On November 16, I was invited to an in-person interview at the University of Mary for the Director of Student Life. It was an all-day affair where I met with numerous people in student life, eventually interviewing with the Executive Vice-President and President. In the end, although I was 1 of 2 finalists out of over 50 candidates, they chose the other candidate.
On December 2, the President and Executive Vice-President of the University of Mary called me to propose a completely new position. The dialogue was rather humorous since the position is outside of my wheelhouse although I do have some of the experience they are seeking. After two more interviews, the final one being in-person with my soon-to-be supervisor, I was offered the position on December 11.
After nine months of unemployment and just over two years of looking for a new job, I am happy to announce that I am the new Director of Mission and Hospitality in Dining Services at the University of Mary in Bismarck, ND. My position is a brand-new position that has certain objectives including the enhancement and development of Catholic culture in the multiple dining options at the university. My first day is January 4, 2021.

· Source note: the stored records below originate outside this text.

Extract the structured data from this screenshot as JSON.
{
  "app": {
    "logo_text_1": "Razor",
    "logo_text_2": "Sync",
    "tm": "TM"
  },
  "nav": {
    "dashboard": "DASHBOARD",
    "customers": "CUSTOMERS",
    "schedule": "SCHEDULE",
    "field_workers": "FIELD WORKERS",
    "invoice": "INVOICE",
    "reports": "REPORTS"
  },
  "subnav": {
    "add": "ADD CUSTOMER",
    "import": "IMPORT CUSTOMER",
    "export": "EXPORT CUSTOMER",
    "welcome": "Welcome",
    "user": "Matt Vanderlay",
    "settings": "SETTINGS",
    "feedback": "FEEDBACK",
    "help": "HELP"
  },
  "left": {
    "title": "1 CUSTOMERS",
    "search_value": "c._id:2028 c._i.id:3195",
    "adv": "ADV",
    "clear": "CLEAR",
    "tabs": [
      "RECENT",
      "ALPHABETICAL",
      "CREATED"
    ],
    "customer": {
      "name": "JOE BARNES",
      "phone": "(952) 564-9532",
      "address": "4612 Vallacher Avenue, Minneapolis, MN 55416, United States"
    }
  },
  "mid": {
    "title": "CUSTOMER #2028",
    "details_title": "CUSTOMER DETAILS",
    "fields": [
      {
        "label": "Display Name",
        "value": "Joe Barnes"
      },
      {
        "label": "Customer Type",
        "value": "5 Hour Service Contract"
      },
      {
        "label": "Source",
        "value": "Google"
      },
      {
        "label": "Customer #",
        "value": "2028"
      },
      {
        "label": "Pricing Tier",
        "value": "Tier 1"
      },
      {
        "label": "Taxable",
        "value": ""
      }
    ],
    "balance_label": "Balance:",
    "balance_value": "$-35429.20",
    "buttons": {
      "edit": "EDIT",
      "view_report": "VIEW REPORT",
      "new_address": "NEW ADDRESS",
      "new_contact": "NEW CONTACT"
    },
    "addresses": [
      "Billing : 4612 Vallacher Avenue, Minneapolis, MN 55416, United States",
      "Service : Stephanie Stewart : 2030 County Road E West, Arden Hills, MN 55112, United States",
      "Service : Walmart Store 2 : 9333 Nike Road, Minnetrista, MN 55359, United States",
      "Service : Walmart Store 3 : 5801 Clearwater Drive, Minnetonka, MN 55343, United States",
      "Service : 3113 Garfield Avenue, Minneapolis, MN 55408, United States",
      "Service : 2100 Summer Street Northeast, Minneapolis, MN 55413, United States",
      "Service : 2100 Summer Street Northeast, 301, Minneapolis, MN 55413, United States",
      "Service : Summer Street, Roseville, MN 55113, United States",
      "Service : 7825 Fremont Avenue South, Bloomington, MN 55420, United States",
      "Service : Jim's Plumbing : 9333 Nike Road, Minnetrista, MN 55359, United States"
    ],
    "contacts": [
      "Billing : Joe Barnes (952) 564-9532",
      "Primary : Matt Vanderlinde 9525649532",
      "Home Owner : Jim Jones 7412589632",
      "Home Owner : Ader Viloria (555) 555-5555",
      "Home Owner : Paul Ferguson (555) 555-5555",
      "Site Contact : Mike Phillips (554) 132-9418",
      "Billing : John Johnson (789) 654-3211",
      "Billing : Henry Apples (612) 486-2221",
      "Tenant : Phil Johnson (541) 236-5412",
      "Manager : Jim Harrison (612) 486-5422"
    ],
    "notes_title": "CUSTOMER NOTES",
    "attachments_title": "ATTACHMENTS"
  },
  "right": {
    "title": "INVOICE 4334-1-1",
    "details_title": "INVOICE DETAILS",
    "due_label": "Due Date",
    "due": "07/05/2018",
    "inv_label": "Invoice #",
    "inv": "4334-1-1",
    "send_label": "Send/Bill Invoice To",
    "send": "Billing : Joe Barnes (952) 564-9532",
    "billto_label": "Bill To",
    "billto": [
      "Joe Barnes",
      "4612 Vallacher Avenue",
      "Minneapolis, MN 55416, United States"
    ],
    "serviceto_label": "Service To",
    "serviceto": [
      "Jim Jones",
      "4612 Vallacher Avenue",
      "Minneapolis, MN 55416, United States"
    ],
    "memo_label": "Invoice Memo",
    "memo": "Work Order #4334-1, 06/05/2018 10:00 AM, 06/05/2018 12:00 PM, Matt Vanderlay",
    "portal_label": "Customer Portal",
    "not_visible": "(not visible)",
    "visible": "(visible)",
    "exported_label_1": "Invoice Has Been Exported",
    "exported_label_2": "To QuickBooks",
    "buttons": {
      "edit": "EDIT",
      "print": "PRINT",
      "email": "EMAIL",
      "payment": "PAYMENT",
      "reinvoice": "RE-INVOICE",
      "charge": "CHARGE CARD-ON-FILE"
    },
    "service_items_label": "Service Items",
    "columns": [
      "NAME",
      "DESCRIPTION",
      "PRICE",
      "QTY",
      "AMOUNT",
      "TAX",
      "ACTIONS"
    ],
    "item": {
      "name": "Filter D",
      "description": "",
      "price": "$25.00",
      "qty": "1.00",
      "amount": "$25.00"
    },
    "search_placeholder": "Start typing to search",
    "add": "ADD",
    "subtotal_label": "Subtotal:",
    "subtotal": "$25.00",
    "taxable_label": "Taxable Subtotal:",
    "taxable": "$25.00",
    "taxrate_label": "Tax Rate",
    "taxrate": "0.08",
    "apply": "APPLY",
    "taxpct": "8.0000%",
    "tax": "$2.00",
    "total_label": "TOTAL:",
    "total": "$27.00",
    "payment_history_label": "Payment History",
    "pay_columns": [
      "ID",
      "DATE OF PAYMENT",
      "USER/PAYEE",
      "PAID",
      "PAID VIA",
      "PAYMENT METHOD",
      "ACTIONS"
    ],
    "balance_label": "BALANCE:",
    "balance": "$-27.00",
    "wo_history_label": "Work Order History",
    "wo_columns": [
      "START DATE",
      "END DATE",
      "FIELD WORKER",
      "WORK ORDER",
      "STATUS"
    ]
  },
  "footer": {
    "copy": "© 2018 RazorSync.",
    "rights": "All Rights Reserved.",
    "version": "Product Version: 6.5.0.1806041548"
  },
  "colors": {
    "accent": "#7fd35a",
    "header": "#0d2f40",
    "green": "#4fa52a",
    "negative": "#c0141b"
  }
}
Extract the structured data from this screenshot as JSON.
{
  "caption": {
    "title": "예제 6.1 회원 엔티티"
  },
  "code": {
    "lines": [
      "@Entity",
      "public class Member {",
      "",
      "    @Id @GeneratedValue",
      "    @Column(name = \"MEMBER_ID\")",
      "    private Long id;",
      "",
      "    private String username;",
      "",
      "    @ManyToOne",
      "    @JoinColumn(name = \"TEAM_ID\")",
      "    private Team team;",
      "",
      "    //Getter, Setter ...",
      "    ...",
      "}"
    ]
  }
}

The lesson of this whole experience for me is faith and trust. It was through concentrated prayer and surrendering to God’s will that we were able to do the things we did so quickly. Like Our Lady at the Annunciation, we were open to God’s will and surrendered ourselves to it without questioning it. We sought some clarification as she did, but were always at peace with the idea and know the eventual outcome has come to fruition – The flight into the Dakotas. Like the Holy Family fleeing into Egypt, we too will experience life that is new, exciting, and at times foreign. The one thing that encourages me is the strong Catholic culture that resides in this Upper Midwest city.
Thank you to all my family members on both sides of the family, all of our friends, and many of my readers and followers who prayed for us during this difficult time. Your prayers and words of encouragement got me through so much of my daily despair and suffering.
Please pray for our transition to Bismarck, my first days of work, and for us to find a new home that will be suitable for our growing family to live in.
I leave you with the words of the Surrender Novena; words we pray every night –
O Jesus, I surrender myself to You, take care of everything!